# ¡Cuchuflete 4000!



## lauranazario

¡Una calurosa felicitación para el Forero más polifacético de WR!

Este obsequio es un anticipo de las maravillas que te esperan después del frío invierno que hoy día no parece terminar.







Un abrazo isleño... y gracias por darle tu toque tan especial a todos nuestros foros.
LN


----------



## weird

¡¡¡Felicidades!!!   

¡He visto tu foto! ¡me encanta, parece que vives en Euskadi! 
Mi familia procede de allí y tengo cientos de fotos de mis primos, tíos, abuelos etc, ¡todos tienen esa boina tan graciosa!

¡Estás muy guapo!

Muchos Besos.


----------



## Artrella

*  Congratulations Cuchufléte and thank you for your helpful and funny replies!!   *​


----------



## jacinta

cuchu;

Me encanta leer cada uno de tu posts.  Gracias a la vida que estás aquí.

jacinta


----------



## araceli

_felicitaciones Don Cuchu_


----------



## Alfry

Congratulations


----------



## lsp

4000 posts!! An accomplishment of style *and* substance, an example for all who read (and write) here. Thanks, congrats, and all good things.


----------



## te gato

!!!congratulations!!! 

Cuchu
on 4000 
posts​ 
 All done with ​
grace and style ..

te gato


----------



## Lems

Parabéns meu estimado amigo!!! 


E obrigado por nos brindar a todos com sua finesse e seu elegante senso de humor.

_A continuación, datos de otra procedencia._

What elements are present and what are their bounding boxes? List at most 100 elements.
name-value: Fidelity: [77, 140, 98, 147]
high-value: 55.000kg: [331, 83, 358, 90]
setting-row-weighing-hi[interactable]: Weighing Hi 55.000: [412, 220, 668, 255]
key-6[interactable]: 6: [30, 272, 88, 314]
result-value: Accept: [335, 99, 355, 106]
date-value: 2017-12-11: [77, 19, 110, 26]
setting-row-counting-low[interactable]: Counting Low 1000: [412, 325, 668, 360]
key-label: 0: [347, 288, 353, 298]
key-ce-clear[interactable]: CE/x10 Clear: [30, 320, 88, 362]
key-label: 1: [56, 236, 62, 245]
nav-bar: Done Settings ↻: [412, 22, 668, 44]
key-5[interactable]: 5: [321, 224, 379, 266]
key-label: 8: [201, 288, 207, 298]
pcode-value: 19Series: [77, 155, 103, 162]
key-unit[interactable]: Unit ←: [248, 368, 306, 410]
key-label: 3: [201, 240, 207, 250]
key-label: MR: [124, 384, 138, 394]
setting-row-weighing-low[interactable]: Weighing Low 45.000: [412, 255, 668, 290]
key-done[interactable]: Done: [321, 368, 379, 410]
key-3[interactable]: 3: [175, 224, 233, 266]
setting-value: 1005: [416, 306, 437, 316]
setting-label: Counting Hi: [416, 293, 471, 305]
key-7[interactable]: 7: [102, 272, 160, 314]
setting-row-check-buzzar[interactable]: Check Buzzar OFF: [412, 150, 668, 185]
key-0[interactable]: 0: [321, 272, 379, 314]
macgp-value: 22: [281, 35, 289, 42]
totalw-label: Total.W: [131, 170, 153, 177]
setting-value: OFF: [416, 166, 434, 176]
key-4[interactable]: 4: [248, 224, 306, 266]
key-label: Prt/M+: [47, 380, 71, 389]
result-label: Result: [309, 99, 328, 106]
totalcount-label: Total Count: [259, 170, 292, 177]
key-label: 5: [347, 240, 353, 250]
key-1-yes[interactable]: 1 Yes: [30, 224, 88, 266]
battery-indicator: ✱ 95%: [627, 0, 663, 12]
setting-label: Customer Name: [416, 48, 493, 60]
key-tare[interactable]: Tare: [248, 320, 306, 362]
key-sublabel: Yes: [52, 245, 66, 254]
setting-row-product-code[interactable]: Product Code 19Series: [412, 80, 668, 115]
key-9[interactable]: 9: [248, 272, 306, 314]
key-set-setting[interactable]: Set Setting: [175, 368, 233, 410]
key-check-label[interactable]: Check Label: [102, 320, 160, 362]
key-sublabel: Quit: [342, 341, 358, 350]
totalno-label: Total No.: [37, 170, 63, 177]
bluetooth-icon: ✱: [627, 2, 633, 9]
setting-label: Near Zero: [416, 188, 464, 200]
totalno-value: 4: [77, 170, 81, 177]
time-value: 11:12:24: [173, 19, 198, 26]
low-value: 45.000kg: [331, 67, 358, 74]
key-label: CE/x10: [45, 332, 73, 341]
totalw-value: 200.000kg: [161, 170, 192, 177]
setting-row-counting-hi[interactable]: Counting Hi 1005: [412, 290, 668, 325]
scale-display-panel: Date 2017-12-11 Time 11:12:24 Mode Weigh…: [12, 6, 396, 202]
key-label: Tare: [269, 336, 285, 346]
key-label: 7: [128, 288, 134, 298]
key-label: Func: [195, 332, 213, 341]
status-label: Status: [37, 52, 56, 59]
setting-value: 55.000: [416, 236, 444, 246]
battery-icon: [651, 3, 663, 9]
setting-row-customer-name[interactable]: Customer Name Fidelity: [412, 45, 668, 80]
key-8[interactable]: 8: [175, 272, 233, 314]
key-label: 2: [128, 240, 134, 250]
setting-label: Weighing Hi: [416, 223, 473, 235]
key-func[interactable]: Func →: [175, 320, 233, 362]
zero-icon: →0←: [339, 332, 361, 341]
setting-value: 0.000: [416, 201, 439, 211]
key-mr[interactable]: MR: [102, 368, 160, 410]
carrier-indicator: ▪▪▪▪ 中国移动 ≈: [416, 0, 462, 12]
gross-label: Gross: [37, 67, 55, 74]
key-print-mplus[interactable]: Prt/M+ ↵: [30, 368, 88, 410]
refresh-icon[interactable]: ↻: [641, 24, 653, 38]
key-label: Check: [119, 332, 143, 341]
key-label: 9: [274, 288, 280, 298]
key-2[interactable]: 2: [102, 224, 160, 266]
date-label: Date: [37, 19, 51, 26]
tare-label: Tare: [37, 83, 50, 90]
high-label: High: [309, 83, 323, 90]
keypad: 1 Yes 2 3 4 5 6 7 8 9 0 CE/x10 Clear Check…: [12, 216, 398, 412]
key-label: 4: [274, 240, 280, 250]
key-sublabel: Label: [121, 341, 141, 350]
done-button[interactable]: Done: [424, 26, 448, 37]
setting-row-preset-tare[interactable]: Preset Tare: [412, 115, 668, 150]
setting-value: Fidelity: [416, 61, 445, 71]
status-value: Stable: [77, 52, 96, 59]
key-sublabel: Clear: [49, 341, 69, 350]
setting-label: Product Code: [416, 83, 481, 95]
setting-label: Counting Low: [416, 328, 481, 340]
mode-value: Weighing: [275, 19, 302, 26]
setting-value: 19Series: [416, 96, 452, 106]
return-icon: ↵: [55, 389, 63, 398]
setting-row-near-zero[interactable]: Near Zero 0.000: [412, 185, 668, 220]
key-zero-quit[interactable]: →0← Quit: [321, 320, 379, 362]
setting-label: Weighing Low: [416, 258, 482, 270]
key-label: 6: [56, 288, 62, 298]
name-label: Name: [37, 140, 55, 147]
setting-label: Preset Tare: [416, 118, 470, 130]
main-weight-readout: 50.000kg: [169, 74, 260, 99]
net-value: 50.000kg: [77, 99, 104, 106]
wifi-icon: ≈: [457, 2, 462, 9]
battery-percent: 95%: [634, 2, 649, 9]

Um grande abraço com afeto e admiração.

Lems

____________________________________________________________
There is no reason why someone may want to have a computer at home.
_Ken Olson, president and founder of Digital Equipment Corp.,1977_


----------



## zebedee

4000 reasons to say "Thanks for being here"

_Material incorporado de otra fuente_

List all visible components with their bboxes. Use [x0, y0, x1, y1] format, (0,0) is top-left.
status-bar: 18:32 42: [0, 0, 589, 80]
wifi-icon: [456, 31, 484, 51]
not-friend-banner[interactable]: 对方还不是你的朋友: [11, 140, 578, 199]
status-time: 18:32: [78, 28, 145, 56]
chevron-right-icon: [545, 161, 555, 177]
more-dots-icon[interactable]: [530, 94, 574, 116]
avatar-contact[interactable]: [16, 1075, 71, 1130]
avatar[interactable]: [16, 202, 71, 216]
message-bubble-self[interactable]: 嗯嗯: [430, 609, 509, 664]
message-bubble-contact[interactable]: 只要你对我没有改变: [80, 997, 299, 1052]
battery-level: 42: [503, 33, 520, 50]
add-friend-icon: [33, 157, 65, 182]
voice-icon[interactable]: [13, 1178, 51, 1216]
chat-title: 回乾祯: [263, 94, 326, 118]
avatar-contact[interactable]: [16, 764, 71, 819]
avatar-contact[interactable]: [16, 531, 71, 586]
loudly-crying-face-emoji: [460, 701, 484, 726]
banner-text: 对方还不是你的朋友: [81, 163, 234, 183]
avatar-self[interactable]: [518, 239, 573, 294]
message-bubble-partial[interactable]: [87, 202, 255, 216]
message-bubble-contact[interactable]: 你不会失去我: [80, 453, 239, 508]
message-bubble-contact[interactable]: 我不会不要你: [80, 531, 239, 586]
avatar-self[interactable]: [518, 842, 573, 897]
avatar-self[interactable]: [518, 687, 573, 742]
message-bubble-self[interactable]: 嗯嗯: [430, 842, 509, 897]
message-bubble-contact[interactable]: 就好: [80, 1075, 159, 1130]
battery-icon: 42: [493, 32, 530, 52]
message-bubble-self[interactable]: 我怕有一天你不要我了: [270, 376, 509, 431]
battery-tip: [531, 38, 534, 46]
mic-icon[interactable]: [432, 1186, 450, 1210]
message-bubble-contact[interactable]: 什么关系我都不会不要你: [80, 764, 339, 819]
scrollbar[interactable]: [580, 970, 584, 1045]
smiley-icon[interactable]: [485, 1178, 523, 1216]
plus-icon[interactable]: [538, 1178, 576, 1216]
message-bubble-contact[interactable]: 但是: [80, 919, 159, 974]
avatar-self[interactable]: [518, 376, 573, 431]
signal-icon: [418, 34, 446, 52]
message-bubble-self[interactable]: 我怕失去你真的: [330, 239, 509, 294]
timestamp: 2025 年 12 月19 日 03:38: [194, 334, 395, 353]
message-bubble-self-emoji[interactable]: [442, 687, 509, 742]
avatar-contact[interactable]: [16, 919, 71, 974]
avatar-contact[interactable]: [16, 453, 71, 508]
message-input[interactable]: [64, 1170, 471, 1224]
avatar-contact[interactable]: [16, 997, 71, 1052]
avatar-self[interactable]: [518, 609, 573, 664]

Blackberry, gooseberry, orange & ginger or apricot & almonds?

H&S,
zeb


----------



## cuchuflete

Gracias a todos.  Thanks to all.
Es un gran placer colaborar con vosotros.
It's a great pleasure to collaborate with you.

Abrazos,
Cuchu


----------



## alc112

Llegué tarde que mal
Felicitaciones
Un modelo a seguir


----------



## esance

Me uno a todas las felicitaciones y elogios

Un abrazo casto como dice chuchu!!


----------



## gotitadeleche

Congratulations Cuchu!!!  
I have enjoyed sharing this forum with you.


----------



## Narda

Felicidades Cuchu!  Y por favor que cumplas muchos más para el beneficio y regocijo de nosotros.

Narda


----------



## Marc1

And since you know you cannot see yourself,
so well as by reflection, I, your glass,
will modestly discover to yourself,
that of yourself which you yet know not of. 
                                 William Shakespeare 

Yet it may take another 4000 post ...   

Good for you Cuchuflete

MGG


----------



## Lancel0t

Congratulations Brian and thank you for all your help.


----------